Quelle est la limite extrême de la baisse de l'intérêt? C'est celle où la rémunération de l'épargne serait insuffisante pour faire renoncer à la consommation immédiate de la richesse produite. Quand cent francs économisés ne rapporteront plus que cinquante centimes, le nombre de ceux qui épargneront diminuera beaucoup.

N'oublions pas cependant que le souci de l'avenir est souvent assez grand pour porter à thésauriser de l'argent dans un coffre, où il ne rapportera rien du

tout.

Lorsque la rémunération des capitaux ne suffira plus pour engager à en créer de nouveaux, c'est que l'humanité aura à sa disposition tous les moyens de production nécessaires; et, à condition de bien entretenir ceux-ci, elle pourra alors consacrer, chaque année, à des jouissances immédiates, tout ce que le travail produira. Ce temps est encore éloigné.

§3. La légitimité de l'intérêt et les lois contre l'usure.

Le sentiment moral, dans toute l'antiquité, Aristote, les Pères de l'Église et le droit ecclésiastique ont con

damné tout intérêt dans les termes les plus sévères, comme un vol et même comme un homicide. Caton dit Majores ita in legibus posuerunt furem dupli condemnari, feneratorem quadrupli; « Les lois denos ancêtres condamnaient le voleur à restituer le double, et le prêteur à intérêt, le quadruple ». On disait encore à Rome : Quid est fenerari? Quid est hominem occidere? « Qu'est-ce que prêter à intérêt? Qu'est-ce que tuer un homme? >>

Cette condamnation était dictée, d'abord, par une erreur sur la nature du capital, ensuite, par la vue des maux qui résultaient du prêt à intérêt.

Erreur sur la nature du capital. On croyait que le capital était uniquement de l'argent, lequel est stérile. « L'intérêt, dit Aristote, est de la monnaie qui engendre de la monnaie, et c'est de toutes les acquisitions celle qui est le plus contre la nature. » (Livre I, chap. vII.) On retrouve la même idée à Rome: Nummus non parit nummum « Le numéraire n'engendre pas de numéraire ». En effet, une pièce de vingt francs n'aura pas, au bout d'un an, produit un franc pour en payer le loyer. On peut lire à ce sujet le traité de Bossuet sur l'Usure.
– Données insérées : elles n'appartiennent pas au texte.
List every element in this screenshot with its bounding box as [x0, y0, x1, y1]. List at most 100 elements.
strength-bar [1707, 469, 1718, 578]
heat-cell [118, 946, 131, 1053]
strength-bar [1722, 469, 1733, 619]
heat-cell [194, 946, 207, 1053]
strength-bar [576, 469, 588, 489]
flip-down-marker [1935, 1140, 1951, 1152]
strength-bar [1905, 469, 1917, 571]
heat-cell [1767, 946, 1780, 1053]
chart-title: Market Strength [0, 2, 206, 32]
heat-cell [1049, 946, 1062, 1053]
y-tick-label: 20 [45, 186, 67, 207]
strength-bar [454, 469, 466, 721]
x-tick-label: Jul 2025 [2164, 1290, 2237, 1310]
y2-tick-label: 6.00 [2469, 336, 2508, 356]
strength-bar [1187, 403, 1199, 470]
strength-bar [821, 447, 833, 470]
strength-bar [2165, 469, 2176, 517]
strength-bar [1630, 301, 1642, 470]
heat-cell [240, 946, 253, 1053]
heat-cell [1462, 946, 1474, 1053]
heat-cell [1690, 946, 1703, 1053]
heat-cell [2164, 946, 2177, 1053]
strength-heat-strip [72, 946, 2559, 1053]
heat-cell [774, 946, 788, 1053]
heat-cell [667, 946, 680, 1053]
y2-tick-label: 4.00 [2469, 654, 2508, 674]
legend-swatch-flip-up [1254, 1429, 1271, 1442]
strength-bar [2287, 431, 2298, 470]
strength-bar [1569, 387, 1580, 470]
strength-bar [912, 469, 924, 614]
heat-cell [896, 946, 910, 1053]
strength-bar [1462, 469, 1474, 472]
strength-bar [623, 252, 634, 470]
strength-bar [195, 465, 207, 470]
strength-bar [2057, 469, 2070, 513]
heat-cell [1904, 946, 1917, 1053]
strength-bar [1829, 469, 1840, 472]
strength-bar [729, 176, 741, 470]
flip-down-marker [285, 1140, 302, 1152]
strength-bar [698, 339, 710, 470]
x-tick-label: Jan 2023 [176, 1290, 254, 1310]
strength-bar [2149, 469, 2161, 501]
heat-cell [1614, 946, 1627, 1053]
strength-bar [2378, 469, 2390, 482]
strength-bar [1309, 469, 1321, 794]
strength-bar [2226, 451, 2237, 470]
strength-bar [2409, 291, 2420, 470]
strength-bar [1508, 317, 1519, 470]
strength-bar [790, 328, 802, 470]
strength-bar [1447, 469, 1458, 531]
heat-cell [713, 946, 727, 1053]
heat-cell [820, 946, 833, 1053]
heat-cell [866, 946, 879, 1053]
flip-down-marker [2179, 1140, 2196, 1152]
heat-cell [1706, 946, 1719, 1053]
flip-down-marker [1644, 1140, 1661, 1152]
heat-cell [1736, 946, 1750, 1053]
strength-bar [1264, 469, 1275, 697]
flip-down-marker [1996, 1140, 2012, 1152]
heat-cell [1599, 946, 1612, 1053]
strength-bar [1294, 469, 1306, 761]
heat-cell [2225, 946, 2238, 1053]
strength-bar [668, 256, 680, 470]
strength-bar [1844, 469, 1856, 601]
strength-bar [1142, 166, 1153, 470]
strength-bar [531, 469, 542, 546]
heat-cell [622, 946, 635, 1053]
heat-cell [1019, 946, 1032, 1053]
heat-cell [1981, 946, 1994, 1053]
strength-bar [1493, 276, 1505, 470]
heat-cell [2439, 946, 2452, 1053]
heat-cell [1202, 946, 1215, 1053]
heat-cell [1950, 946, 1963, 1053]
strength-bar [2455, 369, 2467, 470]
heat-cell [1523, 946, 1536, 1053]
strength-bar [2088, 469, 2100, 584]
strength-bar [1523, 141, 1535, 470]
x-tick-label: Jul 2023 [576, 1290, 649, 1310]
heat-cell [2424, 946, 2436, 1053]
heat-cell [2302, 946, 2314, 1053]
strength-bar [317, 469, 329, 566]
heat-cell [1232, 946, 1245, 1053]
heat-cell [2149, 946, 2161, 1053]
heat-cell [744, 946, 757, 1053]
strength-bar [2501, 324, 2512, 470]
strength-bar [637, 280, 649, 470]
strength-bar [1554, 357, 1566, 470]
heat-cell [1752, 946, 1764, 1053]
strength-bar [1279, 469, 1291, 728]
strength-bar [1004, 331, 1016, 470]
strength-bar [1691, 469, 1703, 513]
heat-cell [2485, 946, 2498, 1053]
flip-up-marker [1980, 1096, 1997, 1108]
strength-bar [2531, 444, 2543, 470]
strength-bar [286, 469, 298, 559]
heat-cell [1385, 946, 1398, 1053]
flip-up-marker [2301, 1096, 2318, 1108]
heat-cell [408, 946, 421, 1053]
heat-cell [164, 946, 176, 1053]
Les anciens étaient trompés par l'apparence. L'argent, en effet, ne produit rien, mais il n'est que le moyen d'arriver aux provisions, aux outils, aux machines, en un mot au capital, qui est, lui, essentiellement productif, puisque c'est grâce à lui que le travail produit tout. Comme le dit Bentham, répondant à Aristote, une darique d'or ne peut engendrer une autre darique, mais, avec cette pièce de monnaie, je puis acheter un bélier et une brebis qui me donneront des agneaux d'où naîtra un troupeau.

Dans l'antiquité, les maux causés par le prêt à intérêt le rendaient odieux, parce que c'étaient le plus souvent les malheureux qui empruntaient pour subsister, non pour tirer parti de l'emprunt. L'intérêt de la dette dévorait le capital. L'emprunteur était bientôt réduit à la misère et à la merci du créancier. C'est l'histoire des plébéiens à Rome.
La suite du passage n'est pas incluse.